The isomorphism problem for complete Pick algebras: a survey
Guy Salomon, Orr Shalit
TL;DR
The survey addresses the isomorphism problem for complete Pick algebras by showing irreducible complete Pick algebras are completely isometrically isomorphic to multiplier algebras M_V of varieties V inside the ball, via the Drury–Arveson framework. It develops a unified approach linking algebraic isomorphisms to multiplier biholomorphisms and ball automorphisms, clarifying when weak-* continuous, isometric, or completely isometric isomorphisms correspond to geometric equivalences. It highlights key results for finite/infinite dimensions, homogeneous varieties, and finite Riemann surfaces, and presents counterexamples illustrating the limits of biholomorphic invariance, while outlining open problems and directions for further research. The work synthesizes function theory, complex geometry, and operator algebra techniques to illuminate how algebraic structure encodes and reflects the geometry of the underlying varieties, with implications for operator-algebraic geometry and interpolation theory.
Abstract
Complete Pick algebras - these are, roughly, the multiplier algebras in which Pick's interpolation theorem holds true - have been the focus of much research in the last twenty years or so.
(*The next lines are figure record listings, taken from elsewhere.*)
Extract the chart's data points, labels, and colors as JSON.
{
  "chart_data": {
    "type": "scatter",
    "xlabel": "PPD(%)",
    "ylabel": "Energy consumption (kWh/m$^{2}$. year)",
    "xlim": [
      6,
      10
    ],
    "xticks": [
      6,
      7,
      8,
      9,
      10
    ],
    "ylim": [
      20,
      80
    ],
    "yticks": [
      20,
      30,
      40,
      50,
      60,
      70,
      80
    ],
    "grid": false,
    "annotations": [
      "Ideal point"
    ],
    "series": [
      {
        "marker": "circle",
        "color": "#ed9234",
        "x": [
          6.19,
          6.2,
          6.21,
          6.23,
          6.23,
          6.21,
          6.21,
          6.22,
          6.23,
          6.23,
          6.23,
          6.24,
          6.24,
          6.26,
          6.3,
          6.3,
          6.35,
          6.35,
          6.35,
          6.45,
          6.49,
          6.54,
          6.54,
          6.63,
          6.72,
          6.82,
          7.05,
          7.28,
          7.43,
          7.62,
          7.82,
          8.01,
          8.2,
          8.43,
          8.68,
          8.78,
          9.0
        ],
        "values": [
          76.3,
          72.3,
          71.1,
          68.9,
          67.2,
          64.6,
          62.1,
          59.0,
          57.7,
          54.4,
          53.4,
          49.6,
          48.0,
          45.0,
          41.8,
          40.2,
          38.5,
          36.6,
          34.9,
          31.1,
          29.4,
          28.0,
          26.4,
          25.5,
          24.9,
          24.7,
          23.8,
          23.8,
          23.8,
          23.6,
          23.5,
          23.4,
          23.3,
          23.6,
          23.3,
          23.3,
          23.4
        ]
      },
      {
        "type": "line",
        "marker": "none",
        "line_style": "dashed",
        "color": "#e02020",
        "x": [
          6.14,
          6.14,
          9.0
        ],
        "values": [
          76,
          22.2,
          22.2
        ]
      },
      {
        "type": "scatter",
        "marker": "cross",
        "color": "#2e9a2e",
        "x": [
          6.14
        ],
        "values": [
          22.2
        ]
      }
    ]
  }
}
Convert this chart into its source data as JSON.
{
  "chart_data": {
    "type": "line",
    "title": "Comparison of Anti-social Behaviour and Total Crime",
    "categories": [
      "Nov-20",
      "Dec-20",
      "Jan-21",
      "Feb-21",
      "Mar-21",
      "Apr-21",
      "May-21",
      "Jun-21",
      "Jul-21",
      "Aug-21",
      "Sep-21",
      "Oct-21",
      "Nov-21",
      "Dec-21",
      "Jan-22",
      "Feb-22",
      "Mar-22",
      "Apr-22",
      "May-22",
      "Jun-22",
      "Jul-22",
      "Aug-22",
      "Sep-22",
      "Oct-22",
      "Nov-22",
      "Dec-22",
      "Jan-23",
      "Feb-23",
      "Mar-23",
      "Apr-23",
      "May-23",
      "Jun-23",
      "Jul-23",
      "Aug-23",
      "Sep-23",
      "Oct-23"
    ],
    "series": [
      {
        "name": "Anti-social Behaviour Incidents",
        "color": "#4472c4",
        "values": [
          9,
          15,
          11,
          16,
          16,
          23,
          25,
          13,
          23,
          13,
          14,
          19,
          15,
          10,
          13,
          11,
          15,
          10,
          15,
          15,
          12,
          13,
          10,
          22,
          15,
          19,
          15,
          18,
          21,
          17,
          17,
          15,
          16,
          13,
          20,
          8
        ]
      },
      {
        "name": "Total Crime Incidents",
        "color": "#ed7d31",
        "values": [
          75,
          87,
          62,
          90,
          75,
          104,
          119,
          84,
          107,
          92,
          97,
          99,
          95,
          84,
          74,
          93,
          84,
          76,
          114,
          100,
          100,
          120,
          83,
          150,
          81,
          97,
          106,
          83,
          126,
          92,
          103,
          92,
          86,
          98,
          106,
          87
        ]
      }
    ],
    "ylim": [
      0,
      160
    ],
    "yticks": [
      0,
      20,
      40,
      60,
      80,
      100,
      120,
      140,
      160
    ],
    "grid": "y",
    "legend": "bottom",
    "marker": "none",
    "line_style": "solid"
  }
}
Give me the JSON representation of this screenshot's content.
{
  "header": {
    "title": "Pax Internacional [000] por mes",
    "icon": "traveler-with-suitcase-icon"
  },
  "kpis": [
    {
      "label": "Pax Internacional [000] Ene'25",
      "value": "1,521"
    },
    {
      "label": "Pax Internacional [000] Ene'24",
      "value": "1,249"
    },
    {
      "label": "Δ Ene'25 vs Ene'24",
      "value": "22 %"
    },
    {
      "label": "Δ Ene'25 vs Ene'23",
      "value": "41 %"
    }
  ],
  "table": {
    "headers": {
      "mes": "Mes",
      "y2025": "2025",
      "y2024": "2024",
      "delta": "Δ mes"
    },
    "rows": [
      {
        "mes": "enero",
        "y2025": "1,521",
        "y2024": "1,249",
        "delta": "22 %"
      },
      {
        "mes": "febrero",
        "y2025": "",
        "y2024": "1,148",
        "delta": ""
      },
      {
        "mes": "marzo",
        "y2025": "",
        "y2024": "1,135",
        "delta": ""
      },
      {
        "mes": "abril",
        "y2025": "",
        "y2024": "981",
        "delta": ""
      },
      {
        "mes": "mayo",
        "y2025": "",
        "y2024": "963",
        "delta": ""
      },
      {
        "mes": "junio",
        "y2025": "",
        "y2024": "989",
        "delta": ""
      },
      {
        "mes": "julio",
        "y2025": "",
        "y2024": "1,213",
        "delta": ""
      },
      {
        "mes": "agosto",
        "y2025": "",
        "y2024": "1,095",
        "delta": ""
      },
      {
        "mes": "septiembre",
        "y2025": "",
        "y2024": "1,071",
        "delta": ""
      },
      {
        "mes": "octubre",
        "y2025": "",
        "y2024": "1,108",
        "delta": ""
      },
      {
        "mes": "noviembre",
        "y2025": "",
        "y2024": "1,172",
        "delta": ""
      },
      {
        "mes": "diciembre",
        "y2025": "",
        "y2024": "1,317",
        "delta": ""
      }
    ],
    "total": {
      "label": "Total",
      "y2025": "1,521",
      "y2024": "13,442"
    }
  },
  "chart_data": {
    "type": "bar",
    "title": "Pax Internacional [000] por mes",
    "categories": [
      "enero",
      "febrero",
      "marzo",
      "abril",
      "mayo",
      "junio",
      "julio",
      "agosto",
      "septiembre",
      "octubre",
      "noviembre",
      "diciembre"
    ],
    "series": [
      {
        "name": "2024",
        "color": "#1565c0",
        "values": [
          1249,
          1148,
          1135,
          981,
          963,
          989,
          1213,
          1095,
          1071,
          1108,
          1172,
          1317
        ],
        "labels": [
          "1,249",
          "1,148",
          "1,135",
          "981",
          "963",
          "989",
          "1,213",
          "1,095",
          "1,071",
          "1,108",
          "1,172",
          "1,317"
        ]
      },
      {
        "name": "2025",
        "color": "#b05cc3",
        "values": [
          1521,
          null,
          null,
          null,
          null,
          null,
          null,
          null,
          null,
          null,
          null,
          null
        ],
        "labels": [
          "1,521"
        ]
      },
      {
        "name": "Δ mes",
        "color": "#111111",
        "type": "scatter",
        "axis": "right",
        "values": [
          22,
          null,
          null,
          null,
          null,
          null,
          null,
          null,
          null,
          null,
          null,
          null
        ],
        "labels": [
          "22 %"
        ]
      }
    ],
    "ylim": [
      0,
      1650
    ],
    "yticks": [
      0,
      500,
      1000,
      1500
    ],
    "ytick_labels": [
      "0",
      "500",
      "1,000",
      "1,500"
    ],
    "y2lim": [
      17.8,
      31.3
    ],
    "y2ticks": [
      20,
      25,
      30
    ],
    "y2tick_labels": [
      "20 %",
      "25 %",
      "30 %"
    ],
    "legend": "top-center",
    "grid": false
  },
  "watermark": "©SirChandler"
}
All (irreducible) complete Pick algebras may be realized concretely as the algebras obtained by restricting multipliers on Drury-Arveson space to a subvariety of the unit ball; to be precise: every irreducible complete Pick algebra has the form $M_V = \{f|_V : f \in M_d\}$, where $M_d$ denotes the multiplier algebra of the Drury-Arveson space $H^2_d$, and $V$ is the joint zero set of some functions in $M_d$. In recent years several works were devoted to the classification of complete Pick algebras in terms of the complex geometry of the varieties with which they are associated. The purpose of this survey is to give an account of this research in a comprehensive and unified way. We describe the array of tools and methods that were developed for this program, and take the opportunity to clarify, improve, and correct some parts of the literature.